Pendapat yang sama juga diungkapkan pemerhati pendidikan dari Universitas Negeri Jakarta (UNJ), Jimmy Philips Paat.
Menurutnya alih-alih mendatangkan rektor asing lebih baik kemeristekdikti fokus pada upaya membenahi sistem yang ada agar lebih memungkinkan terbentuk ekosistem pengajaran yang baik di perguruan tinggi.
"Yang tidak muncul di PT di Indonesia adalah hubungan antara dosen dan mahasiswa yang baik, dimana dosen mampu mengantar mahasiswa untuk memiliki relasi yang baik dengan ilmu pengetahuan baik itu melalui diskusi, bimbingan yang baik, laboratorium."
Dan ini bukan kesalahan dosen, karena system di PT kita tidak mendukung relasi seperti itu dosen dosen dibebani kewajiban mengajar dengan SKS yang banyak," tambahnya.
"Karena membawa orang dari luar itu tidak menjamin, bagaimanapun dia harus mempelajari dulu situasi di PT yang akan ditempatkan, kalau tidak jangan heran kalau program ini akan gagal dan tidak mendapat dukungan PTN," katanya.
Dan sejumlah elit dari perguruan tinggi negeri di Indonesia juga telah mengungkapkan penolakan mereka atas rencana mendatangkan rektor impor ini.
Kriteria rektor asing
Namun tampaknya Kemenristekdikti tidak mau terlalu peduli dengan suara-suara penolakan tersebut dan bersikukuh tahun 2020 program penjaringan rektor berkualifikasi internsional ini sudah dimulai.
Adapun kriteria rektor asing yang dicari antara lain adalah jaringan, kapabilitas, dan pemahaman terhadap konteks Indonesia.
Sebelumnya, Menristekdikti Mohammad Nasir mengatakan, calon rektor asing harus menunjukkan rekam jejak dalam meningkatkan performa perguruan tinggi, terutama dalam peningkatan hasil riset dan inovasi yang menjawab kebutuhan pasar.
"Kami nanti akan lakukan global bidding (penawaran global), pertama yang harus kita lihat adalah dia yang punya network, yang kedua pengalaman dia di dalam mengelola perguruan tinggi itu seperti apa, mampukah meningkatkan rating (peringkat) suatu perguruan tinggi itu menjadi lebih baik," kata Mohammad Nasir di Gedung Ristekdikti, Jakarta beberapa waktu lalu.
Sejumlah persiapan untuk mendukung kebijakan ini juga sedang dimatangkan mulai dari revisi peraturan hingga pendanaan.
Deputi II Kantor Staf Presiden (KSP), Yanuar Nugroho mengatakan pemerintah telah siap menggelontorkan anggaran untuk mendukung program peningkatan mutu pendidikan tinggi di dalam negeri.
"Presiden menyiapkan dana abadi pendidikan dinaikan ke Rp 100 triliun dari sekarang Rp 60 triliun.
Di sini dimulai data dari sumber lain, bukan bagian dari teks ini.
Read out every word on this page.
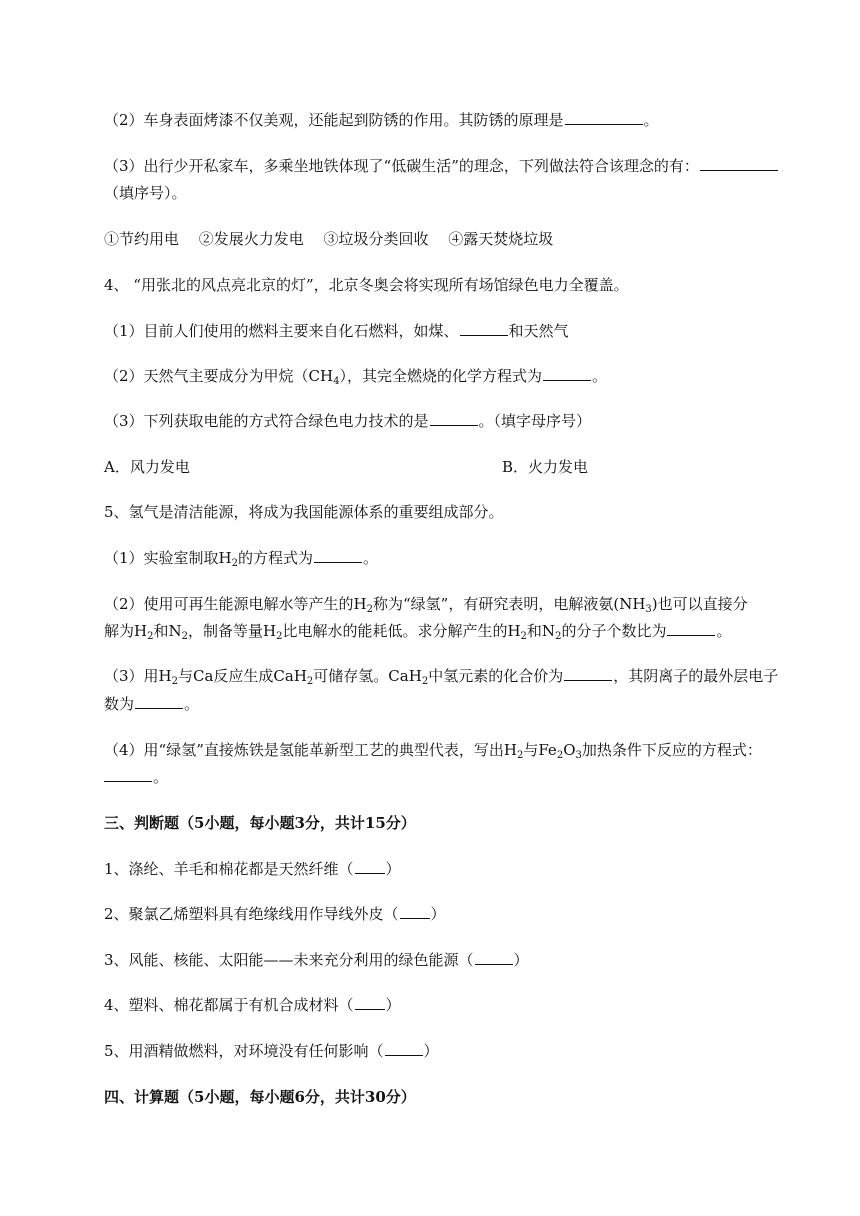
（2）车身表面烤漆不仅美观，还能起到防锈的作用。其防锈的原理是	。
（3）出行少开私家车，多乘坐地铁体现了“低碳生活”的理念，下列做法符合该理念的有：
（填序号）。
①节约用电　 ②发展火力发电　 ③垃圾分类回收　 ④露天焚烧垃圾
4、 “用张北的风点亮北京的灯”，北京冬奥会将实现所有场馆绿色电力全覆盖。
（1）目前人们使用的燃料主要来自化石燃料，如煤、	和天然气
（2）天然气主要成分为甲烷$(CH_4)$，其完全燃烧的化学方程式为	。
（3）下列获取电能的方式符合绿色电力技术的是	。（填字母序号）
A．风力发电	B．火力发电
5、氢气是清洁能源，将成为我国能源体系的重要组成部分。
（1）实验室制取$H_2$的方程式为	。
（2）使用可再生能源电解水等产生的$H_2$称为“绿氢”，有研究表明，电解液氨$(NH_3)$也可以直接分
解为$H_2$和$N_2$，制备等量$H_2$比电解水的能耗低。求分解产生的$H_2$和$N_2$的分子个数比为	。
（3）用$H_2$与Ca反应生成CaH$_2$可储存氢。CaH$_2$中氢元素的化合价为	，其阴离子的最外层电子
数为	。
（4）用“绿氢”直接炼铁是氢能革新型工艺的典型代表，写出$H_2$与$Fe_2O_3$加热条件下反应的方程式：
。
三、判断题（5小题，每小题3分，共计15分）
1、涤纶、羊毛和棉花都是天然纤维（ ）
2、聚氯乙烯塑料具有绝缘线用作导线外皮（ ）
3、风能、核能、太阳能——未来充分利用的绿色能源（	）
4、塑料、棉花都属于有机合成材料（ ）
5、用酒精做燃料，对环境没有任何影响（	）
四、计算题（5小题，每小题6分，共计30分）
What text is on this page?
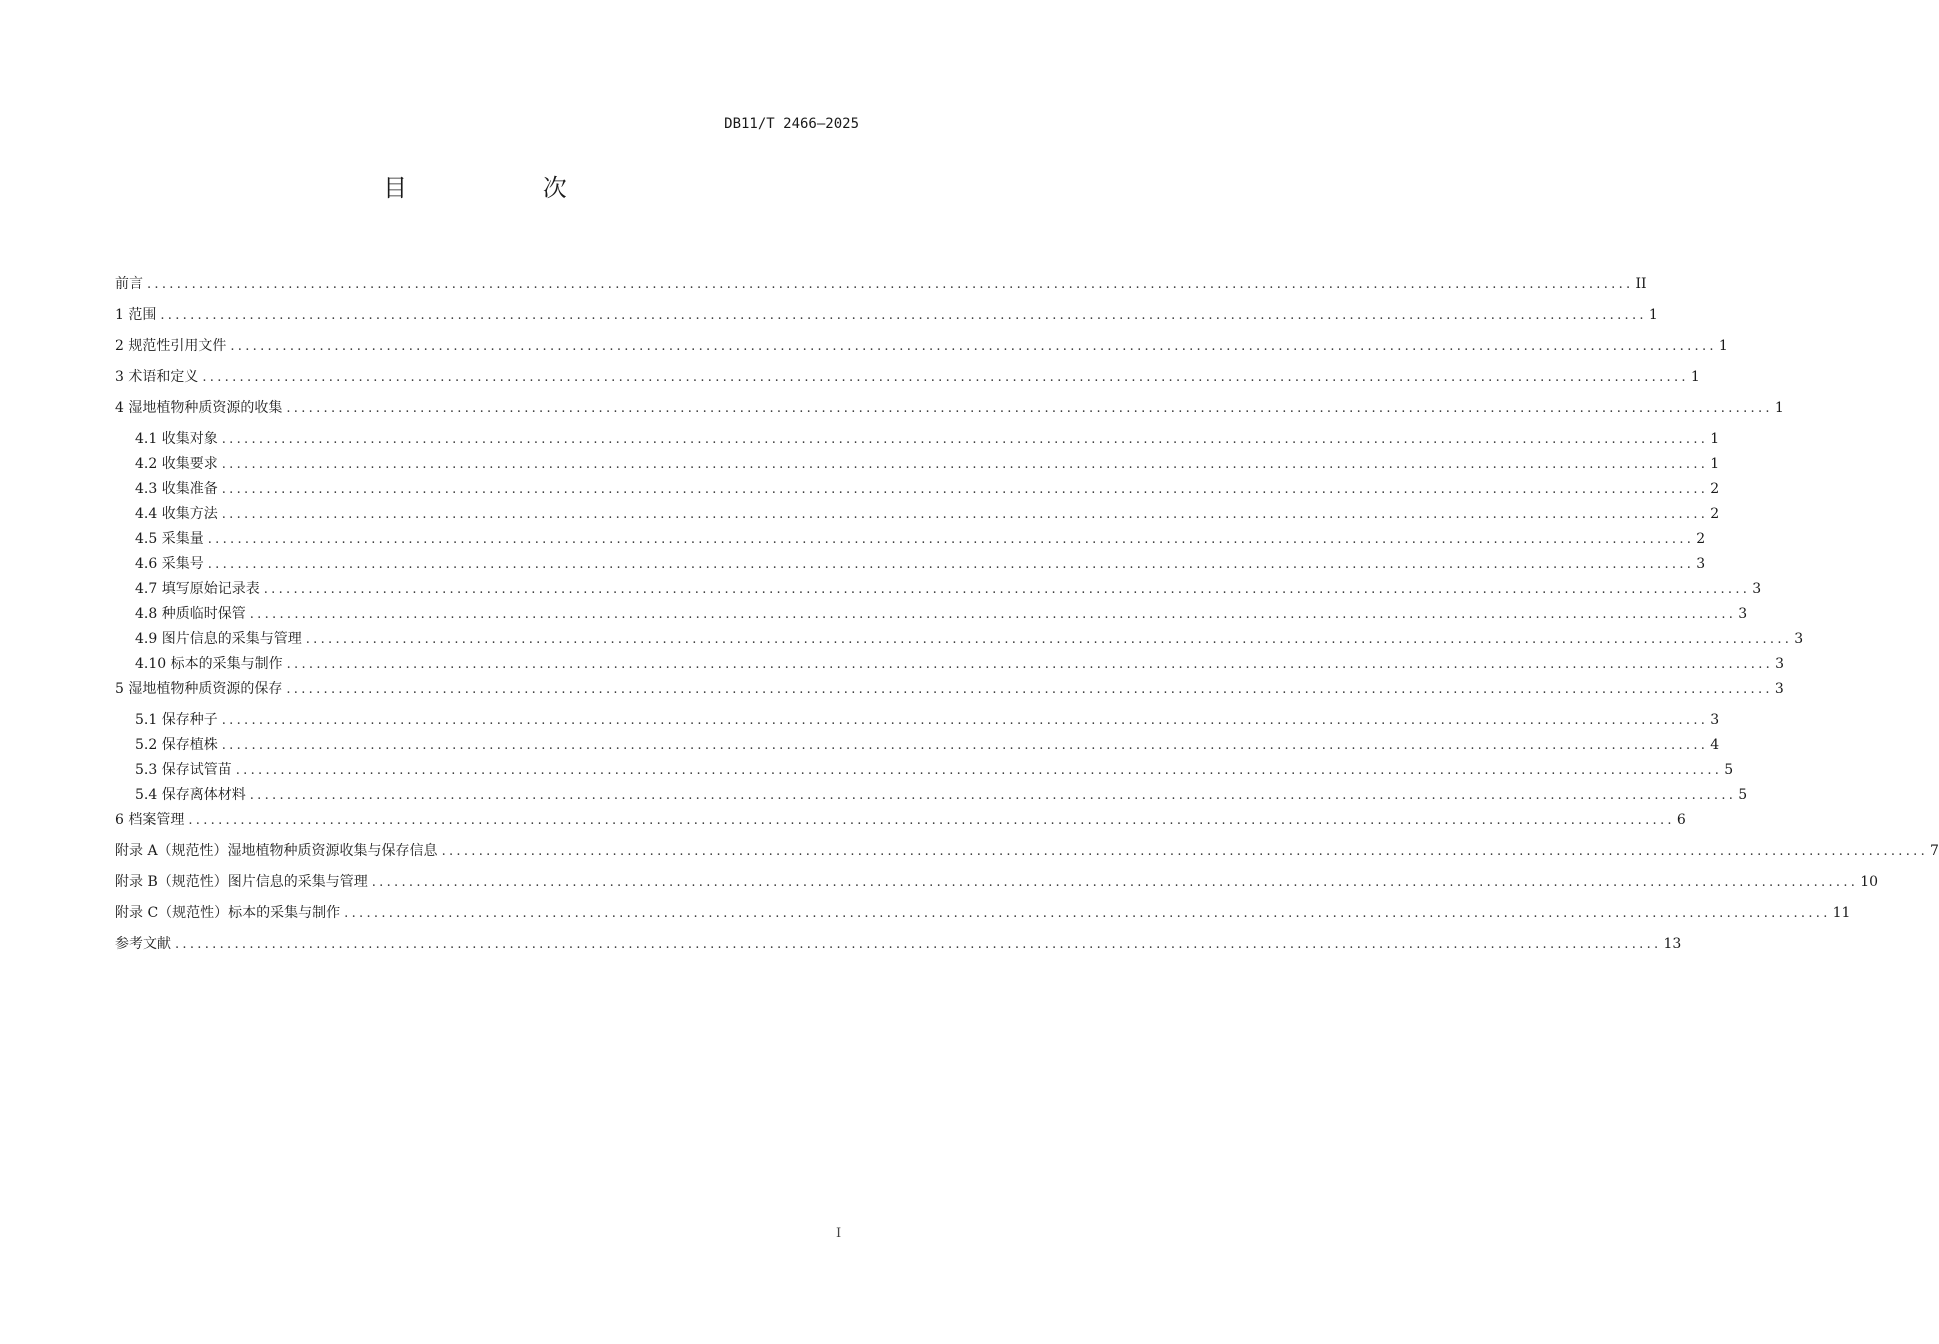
DB11/T 2466—2025
目 次
前言 ........................................................................................................................................................................................................ II
1 范围 ........................................................................................................................................................................................................ 1
2 规范性引用文件 ........................................................................................................................................................................................................ 1
3 术语和定义 ........................................................................................................................................................................................................ 1
4 湿地植物种质资源的收集 ........................................................................................................................................................................................................ 1
4.1 收集对象 ........................................................................................................................................................................................................ 1
4.2 收集要求 ........................................................................................................................................................................................................ 1
4.3 收集准备 ........................................................................................................................................................................................................ 2
4.4 收集方法 ........................................................................................................................................................................................................ 2
4.5 采集量 ........................................................................................................................................................................................................ 2
4.6 采集号 ........................................................................................................................................................................................................ 3
4.7 填写原始记录表 ........................................................................................................................................................................................................ 3
4.8 种质临时保管 ........................................................................................................................................................................................................ 3
4.9 图片信息的采集与管理 ........................................................................................................................................................................................................ 3
4.10 标本的采集与制作 ........................................................................................................................................................................................................ 3
5 湿地植物种质资源的保存 ........................................................................................................................................................................................................ 3
5.1 保存种子 ........................................................................................................................................................................................................ 3
5.2 保存植株 ........................................................................................................................................................................................................ 4
5.3 保存试管苗 ........................................................................................................................................................................................................ 5
5.4 保存离体材料 ........................................................................................................................................................................................................ 5
6 档案管理 ........................................................................................................................................................................................................ 6
附录 A（规范性）湿地植物种质资源收集与保存信息 ........................................................................................................................................................................................................ 7
附录 B（规范性）图片信息的采集与管理 ........................................................................................................................................................................................................ 10
附录 C（规范性）标本的采集与制作 ........................................................................................................................................................................................................ 11
参考文献 ........................................................................................................................................................................................................ 13
I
Kedua dana abadi riset dari Rp 1 triliun menjadi Rp 50 triliun, dana abadi kebudayaan dari sekitar Rp 2-5 triliun menjadi 50 triliun dalam lima tahun." kata Yanuar kepada media dalam sebuah acara di Jakarta.
Indonesia saat ini tercatat memiliki 4.700 perguruan tinggi.
Namun berdasakan lembaga pemeringkat perguruan tinggi dunia yang diacu Kemenristekdikti, yakni QS World University Ranking, baru 3 universitas unggulan saja yang mampu masuk peringkat ini.
Yaitu Universitas Indonesia (UI) di peringkat 296, disusul Institut Teknologi Bandung (ITB) dan Universitas Gadjah Mada (UGM), berada di peringkat 300-an.
Posisi ini jauh di bawah sejumlah universitas lain di kawasan Asia, seperti di China, Hong Kong, Korea Selatan.